No entanto, segundo o ministro Aloysio, o TRT afirmou claramente que a ex-empregada trabalhava, desde a admissão (em julho de 1986), na mesma função de secretária que a modelo, embora a empresa tivesse feito o seu registro como escriturária. E, na hipótese, o paradigma também exercia a função de secretária desde a admissão (em outubro de 1986). Para o ministro, portanto, o retorno dos autos ao TRT seria apenas para o tribunal repetir o que já tinha dito.

O ministro Lelio Bentes Corrêa acompanhou a divergência e destacou o fato de que não havia controvérsia em torno da data de admissão da empregada. A trabalhadora disse que foi em 1986 na petição inicial e a empresa mencionou a mesma data no recurso. Logo, seria inútil o retorno do processo ao TRT para se pronunciar sobre isso.

O ministro Vieira de Mello Filho também seguiu a interpretação da divergência. Para o ministro, o que se equiparava no caso era o exercício da função de secretária. Como a ex-empregada exercia essa função desde o início da contratação, não seria possível ocorrer diferença de mais de dois anos de serviço entre ela e a modelo para impedir a equiparação salarial, uma vez que as duas foram admitidas no ano de 1986. Assim, não haveria utilidade no retorno dos autos ao TRT.

Com a decisão da maioria da SDI-1 de não conhecer dos embargos, conforme proposto pela divergência, o ministro Aloysio foi designado o novo redator do voto. Com informações da Assessoria de Imprensa do TST.

E-RR- 712473/2000.8

Revista Consultor Jurídico, 18 de novembro de 2009, 10h50

Comentários de leitores

1 comentário

Varig é obrigada a equiparar salário de ex-empregada

xxxxxxxxxxxxxxx (Outros)

Embora no caso citado o "tempo de serviço superior há dois anos" não tenha pesado para impedir a equiparação, oportuno, no entanto, lembrar a injustiça que este ítem ampara nos casos de equiparação salarial. Em tais situações, coerentíssima a colocação do e.
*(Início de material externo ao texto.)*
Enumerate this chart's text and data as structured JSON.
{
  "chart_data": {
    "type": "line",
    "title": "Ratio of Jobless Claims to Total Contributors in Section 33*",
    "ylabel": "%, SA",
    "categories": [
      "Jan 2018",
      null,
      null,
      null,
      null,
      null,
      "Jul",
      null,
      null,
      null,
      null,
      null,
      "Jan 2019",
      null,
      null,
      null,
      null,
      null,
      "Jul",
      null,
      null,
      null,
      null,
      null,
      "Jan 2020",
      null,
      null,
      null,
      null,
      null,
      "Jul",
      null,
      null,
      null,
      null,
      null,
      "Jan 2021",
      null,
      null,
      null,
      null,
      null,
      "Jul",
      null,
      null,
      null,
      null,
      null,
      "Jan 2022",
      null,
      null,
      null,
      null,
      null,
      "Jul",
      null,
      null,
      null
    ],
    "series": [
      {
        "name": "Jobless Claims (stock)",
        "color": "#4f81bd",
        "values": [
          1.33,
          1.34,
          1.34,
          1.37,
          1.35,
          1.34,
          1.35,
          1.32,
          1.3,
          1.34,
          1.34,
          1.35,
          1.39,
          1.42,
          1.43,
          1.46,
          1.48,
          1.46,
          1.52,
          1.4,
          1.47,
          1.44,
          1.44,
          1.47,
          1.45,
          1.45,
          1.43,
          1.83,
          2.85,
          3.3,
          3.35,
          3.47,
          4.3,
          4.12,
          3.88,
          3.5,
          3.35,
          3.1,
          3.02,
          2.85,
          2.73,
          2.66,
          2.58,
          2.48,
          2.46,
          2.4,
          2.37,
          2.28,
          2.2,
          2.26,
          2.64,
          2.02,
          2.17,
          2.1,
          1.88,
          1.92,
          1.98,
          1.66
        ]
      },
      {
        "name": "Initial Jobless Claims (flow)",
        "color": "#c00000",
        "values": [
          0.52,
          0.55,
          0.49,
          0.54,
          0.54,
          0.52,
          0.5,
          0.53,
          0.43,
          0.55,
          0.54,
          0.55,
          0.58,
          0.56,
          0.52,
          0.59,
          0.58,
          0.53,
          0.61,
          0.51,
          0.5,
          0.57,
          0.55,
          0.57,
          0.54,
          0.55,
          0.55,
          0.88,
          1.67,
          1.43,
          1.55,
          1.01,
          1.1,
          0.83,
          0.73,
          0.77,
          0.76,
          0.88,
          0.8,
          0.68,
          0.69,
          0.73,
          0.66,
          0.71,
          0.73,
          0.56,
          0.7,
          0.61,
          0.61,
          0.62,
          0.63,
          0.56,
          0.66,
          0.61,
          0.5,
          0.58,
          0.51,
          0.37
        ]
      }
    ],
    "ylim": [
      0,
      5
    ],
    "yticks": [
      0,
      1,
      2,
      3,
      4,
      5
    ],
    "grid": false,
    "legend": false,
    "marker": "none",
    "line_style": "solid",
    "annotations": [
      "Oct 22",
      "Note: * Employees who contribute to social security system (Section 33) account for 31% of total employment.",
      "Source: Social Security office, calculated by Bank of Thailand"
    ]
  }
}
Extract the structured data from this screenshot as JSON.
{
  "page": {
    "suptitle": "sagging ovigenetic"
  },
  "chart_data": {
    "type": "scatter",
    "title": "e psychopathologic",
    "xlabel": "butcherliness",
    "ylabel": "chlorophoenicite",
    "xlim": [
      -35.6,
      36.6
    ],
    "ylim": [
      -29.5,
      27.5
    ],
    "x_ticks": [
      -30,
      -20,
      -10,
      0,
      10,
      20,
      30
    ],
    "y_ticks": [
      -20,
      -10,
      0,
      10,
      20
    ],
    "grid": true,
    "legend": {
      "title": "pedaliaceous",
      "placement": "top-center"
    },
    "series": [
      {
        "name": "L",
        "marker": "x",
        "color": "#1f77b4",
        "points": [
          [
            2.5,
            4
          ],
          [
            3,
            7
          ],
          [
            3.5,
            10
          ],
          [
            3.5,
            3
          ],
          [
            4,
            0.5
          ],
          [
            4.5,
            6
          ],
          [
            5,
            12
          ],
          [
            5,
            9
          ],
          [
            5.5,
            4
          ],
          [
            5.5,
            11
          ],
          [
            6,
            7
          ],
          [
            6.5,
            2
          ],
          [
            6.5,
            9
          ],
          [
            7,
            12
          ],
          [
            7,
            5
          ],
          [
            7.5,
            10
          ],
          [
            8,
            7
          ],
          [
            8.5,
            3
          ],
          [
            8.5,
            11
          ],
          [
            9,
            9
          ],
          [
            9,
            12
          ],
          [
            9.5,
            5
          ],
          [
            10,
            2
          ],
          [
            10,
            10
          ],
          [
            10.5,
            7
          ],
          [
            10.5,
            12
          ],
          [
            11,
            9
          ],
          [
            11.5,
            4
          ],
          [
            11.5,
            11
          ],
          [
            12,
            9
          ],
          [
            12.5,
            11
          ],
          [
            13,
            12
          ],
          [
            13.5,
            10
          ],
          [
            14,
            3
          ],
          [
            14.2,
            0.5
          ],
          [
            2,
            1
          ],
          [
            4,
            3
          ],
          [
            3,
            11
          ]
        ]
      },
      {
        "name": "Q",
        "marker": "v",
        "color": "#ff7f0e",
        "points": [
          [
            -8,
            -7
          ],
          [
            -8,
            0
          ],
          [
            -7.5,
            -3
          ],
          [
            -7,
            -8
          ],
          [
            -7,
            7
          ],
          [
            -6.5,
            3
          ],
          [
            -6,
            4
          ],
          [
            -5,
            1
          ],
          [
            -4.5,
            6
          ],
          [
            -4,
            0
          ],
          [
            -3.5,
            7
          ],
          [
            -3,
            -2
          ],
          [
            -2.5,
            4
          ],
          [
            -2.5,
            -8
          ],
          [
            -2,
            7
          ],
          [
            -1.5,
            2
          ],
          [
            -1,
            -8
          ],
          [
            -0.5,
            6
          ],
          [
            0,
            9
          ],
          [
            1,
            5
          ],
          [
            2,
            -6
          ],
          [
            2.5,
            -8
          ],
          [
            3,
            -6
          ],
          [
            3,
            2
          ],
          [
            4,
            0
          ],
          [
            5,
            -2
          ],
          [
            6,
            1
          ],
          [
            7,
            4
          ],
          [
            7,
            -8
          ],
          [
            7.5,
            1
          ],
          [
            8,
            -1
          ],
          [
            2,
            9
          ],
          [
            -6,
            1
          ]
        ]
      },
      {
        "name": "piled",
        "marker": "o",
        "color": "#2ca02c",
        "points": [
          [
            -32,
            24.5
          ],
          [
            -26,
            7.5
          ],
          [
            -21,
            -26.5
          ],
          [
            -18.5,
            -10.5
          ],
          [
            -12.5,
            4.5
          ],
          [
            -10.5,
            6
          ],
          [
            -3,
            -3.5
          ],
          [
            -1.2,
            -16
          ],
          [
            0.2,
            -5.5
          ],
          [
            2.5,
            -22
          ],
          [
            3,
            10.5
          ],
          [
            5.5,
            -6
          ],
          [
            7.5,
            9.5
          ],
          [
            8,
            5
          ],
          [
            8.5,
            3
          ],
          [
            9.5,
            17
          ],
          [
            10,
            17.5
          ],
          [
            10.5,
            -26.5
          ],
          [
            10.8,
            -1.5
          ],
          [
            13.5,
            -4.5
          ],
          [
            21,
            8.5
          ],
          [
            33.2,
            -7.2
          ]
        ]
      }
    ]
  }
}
Desembargador Luiz Otávio Linhares Renault, do TRT 3ª Reg. ao relatar nos autos do Proc. 00235-2005-032-03-00-2-RO. “EMENTA: PRESUNÇÕES E SUAS FUNÇÕES NO DIREITO "O Direito realiza-se por intermédio de métodos e técnicas jurídicas. Presunção é um juízo baseado nas aparências. (...). No caso da equiparação salarial, o requisito por assim dizer negativo "diferença no exercício da função por período não superior a dois anos" estabelece uma presunção absoluta contra o empregado, não se lhe permitindo sequer a comprovação do preenchimento dos demais requisitos previstos no art. 461, da CLT. Em poucas palavras: se o tempo do paradigma na função é superior a dois anos, a diferença salarial está autorizada pelo legislador, pouco importando a realidade dos fatos, ainda que se trate de trabalho igual em toda a sua acepção técnico-científica. (...). Ninguém sustenta que um juiz com mais de dois no exercício da função é, por presunção legal, mais produtivo ou melhor julgador do que qualquer outro colega de profissão, por isso que, a meu ver, a legislação garantiu corretamente aos magistrados da mesma hierarquia idêntico vencimento, tomando, recentemente, como parâmetro o Ministro do Supremo Tribunal Federal. Valorizar o trabalho, é dar dignidade ao ser humano, (...) é preciso repensar o requisito relacionado com o tempo de serviço entre o equiparando e o paradigma. (TRT3 - Proc. 00235-2005-032-03-00-2-RO - 4ª T. - Rel. Luiz Otávio Linhares Renault - Publ. 12/11/2005)”. Mario Pallazini - São Paulo - SP.